Recently, I’ve had to let go of what feels like a lot. But what I’ve been able to grab onto instead, has been pretty profound. During my hospital stay almost two months ago now, I had to let go of the fear around medication and putting it into my body (I know, I know “but Danny, you used meth!” is absolutely appropriate here – and yes, because I am an addict). I let go of the shame around saying that I’m taking an anti-psychotic (Abilify) and embraced the change it could bring. I started to lean into anti-anxiety medication and the moments of silence it brought. Two things that felt hard to do and that I had pushed against for years, because of my own internalized shame. But when we let go of shame, we make more space for other things, like healing and health.
The other thing I struggle with letting go of, is people. I’ve gotten comfort letting go of other people’s opinions of me, because really they are none of my business. And as a public figure, a lot of people have opinions about me. If I allowed those to take up space, I wouldn’t have any space or spoons left. But letting go of people, especially those whom I love and care about, it still a deep internal struggle. Maybe it’s just the actual grief process that I’m feeling and labeling as a struggle, or maybe it’s the absence felt. But what I have learned over time, is that when we don’t make other people our everything, then it’s not debilitating when we lose them. The only person that I will ever allow to be my everything, is my child. Other adults I will love deeply and cherish my relationships with, but when others become my everything, is when I’m losing myself. This makes the process of letting go a bit easier, although still painful.
But the other most important piece of letting go relationships with others, is this deep knowing and trust that they will come back to you when the time is right. There are certain souls who we connect with who we know we have met before (soul mates) or even on rare occasions, are our other half (twin flames). When I cross paths with these loves and old friends, I fret less when they leave because I know they will be back, one day. And in the mean time, I get to do this really beautiful work on myself so that when our paths do cross again, we can sit with and show each other our growth.

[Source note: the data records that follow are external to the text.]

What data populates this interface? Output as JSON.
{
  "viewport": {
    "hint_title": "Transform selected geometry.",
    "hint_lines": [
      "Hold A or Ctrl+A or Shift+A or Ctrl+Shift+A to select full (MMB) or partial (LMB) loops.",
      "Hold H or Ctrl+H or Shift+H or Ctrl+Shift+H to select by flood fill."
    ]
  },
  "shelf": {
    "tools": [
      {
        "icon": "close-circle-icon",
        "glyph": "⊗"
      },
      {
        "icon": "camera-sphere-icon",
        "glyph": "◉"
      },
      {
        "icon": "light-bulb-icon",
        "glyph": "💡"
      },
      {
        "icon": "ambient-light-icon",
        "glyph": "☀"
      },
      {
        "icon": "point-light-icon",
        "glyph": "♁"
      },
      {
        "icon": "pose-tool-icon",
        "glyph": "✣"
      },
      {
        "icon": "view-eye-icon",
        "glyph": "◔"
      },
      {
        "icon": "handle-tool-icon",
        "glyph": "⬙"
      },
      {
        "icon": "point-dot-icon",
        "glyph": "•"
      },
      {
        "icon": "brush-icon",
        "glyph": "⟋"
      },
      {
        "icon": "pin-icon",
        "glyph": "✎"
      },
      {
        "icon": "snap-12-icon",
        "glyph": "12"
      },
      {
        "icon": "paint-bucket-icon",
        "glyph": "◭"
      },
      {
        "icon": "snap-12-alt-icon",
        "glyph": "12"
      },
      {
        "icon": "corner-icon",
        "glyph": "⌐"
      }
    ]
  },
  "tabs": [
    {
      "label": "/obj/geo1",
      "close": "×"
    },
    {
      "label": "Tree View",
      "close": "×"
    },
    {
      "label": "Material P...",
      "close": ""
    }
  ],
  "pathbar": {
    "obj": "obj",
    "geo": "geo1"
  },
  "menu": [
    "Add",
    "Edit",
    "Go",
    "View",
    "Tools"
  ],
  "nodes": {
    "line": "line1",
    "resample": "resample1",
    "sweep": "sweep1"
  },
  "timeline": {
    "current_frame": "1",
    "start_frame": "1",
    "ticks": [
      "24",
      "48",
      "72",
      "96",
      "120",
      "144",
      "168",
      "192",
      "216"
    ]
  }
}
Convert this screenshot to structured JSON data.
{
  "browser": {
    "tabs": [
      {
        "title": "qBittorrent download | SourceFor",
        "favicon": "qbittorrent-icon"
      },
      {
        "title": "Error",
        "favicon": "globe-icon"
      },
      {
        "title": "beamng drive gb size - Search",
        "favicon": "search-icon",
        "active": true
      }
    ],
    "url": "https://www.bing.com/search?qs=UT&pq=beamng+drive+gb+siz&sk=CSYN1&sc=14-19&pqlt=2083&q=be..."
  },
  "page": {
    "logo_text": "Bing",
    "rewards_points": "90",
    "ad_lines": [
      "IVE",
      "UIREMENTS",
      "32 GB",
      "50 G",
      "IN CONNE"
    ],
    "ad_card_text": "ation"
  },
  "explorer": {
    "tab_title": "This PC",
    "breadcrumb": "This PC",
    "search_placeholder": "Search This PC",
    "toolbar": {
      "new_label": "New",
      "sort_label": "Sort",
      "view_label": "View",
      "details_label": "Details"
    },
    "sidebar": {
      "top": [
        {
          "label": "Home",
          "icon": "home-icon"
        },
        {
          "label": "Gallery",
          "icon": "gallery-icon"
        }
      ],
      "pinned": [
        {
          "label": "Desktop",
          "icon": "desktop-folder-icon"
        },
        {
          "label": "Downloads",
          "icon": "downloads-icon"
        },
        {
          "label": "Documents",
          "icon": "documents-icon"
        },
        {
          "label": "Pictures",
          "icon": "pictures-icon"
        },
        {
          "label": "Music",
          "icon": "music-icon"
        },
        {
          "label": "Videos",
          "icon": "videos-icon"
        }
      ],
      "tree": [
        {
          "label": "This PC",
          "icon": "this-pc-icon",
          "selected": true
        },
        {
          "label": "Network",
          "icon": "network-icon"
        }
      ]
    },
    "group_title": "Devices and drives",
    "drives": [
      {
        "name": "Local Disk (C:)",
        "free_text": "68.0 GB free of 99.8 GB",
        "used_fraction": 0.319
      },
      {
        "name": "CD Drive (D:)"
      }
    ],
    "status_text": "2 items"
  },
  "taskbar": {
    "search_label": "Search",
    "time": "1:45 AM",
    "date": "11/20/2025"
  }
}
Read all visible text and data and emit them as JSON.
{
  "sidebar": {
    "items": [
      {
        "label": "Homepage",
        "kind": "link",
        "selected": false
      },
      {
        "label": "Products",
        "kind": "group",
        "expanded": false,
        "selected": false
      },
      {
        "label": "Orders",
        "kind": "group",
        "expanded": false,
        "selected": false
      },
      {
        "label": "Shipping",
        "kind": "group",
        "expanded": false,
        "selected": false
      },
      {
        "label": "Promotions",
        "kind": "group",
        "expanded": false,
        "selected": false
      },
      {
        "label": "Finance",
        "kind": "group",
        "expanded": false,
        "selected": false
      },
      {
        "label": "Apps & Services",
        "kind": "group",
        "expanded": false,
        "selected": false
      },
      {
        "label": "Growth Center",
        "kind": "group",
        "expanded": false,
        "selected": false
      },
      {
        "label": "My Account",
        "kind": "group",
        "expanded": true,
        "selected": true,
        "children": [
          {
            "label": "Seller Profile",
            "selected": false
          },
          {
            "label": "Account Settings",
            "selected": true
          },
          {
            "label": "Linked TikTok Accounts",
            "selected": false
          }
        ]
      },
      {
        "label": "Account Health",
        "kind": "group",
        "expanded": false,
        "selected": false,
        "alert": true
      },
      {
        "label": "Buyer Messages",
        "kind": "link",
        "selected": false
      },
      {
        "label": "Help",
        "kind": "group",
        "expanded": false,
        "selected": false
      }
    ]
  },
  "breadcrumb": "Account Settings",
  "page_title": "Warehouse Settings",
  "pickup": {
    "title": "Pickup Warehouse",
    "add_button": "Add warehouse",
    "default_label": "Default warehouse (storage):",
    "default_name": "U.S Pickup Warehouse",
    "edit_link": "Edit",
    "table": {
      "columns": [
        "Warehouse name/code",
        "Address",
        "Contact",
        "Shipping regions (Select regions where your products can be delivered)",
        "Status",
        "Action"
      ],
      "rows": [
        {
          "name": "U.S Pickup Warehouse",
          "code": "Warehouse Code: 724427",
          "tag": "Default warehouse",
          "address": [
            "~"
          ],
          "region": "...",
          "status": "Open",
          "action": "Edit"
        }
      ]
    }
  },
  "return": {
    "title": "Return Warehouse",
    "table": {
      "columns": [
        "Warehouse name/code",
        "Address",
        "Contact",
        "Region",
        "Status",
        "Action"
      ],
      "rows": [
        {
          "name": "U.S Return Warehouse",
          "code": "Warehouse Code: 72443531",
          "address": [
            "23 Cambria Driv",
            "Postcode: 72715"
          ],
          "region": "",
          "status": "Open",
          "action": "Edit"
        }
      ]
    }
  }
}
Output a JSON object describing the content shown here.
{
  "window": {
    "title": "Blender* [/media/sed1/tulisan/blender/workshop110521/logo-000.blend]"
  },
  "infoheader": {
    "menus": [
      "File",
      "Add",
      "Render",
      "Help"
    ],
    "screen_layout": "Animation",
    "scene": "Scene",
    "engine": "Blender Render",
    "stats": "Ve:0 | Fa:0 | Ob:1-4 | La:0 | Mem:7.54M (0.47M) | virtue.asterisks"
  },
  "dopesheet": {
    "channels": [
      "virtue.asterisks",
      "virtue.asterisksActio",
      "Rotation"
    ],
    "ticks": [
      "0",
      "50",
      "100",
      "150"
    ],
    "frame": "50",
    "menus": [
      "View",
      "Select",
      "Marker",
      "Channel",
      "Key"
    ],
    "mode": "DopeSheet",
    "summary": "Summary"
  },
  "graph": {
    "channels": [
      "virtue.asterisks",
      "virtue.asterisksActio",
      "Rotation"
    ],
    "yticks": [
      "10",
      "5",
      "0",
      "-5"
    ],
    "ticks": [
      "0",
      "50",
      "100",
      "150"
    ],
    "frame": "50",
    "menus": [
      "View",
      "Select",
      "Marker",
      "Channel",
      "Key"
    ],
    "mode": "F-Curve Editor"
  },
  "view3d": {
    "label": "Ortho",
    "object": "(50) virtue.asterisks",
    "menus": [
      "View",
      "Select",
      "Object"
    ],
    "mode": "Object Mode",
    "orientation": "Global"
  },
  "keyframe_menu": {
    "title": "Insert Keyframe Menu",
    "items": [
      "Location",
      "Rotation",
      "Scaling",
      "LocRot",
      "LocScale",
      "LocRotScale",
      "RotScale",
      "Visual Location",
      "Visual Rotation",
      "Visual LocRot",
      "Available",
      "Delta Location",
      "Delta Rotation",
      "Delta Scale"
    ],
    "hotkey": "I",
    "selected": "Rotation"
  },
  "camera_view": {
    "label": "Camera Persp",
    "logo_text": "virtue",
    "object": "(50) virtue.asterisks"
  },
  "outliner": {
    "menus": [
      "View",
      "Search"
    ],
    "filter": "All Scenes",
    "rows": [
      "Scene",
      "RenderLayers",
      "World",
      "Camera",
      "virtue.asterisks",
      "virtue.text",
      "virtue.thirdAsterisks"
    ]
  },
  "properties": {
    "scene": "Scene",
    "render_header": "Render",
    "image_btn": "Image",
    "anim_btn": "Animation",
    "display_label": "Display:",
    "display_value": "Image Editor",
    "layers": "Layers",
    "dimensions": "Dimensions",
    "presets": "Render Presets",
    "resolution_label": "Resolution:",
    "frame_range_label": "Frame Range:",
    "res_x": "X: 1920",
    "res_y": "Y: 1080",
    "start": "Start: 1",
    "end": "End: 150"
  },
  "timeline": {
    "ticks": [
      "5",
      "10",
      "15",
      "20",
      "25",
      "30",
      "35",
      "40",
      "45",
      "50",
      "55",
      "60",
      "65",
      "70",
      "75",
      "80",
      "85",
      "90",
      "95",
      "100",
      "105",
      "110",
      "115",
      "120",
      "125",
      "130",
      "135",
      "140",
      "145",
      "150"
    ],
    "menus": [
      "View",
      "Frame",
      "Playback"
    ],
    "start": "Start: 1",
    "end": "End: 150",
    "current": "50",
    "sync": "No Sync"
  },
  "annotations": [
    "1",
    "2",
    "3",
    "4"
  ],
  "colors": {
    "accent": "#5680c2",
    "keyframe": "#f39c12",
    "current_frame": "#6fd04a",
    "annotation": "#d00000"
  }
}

Sure, it’s sad to say farewell for now. But letting go and letting the universe take the lead is when the true magic happens. Some the the hardest things I’ve had the work through in my life have come to a turning point when I let go. Growth and healing is hard work, some of the hardest work actually. We get to use the teachers (some call these monsters) inside of us as tools for growth, rather then passing them on for more generations to come.
Today I’m interested in growth and walking through the grief that comes with letting go. What are you going to let go of today, my friends?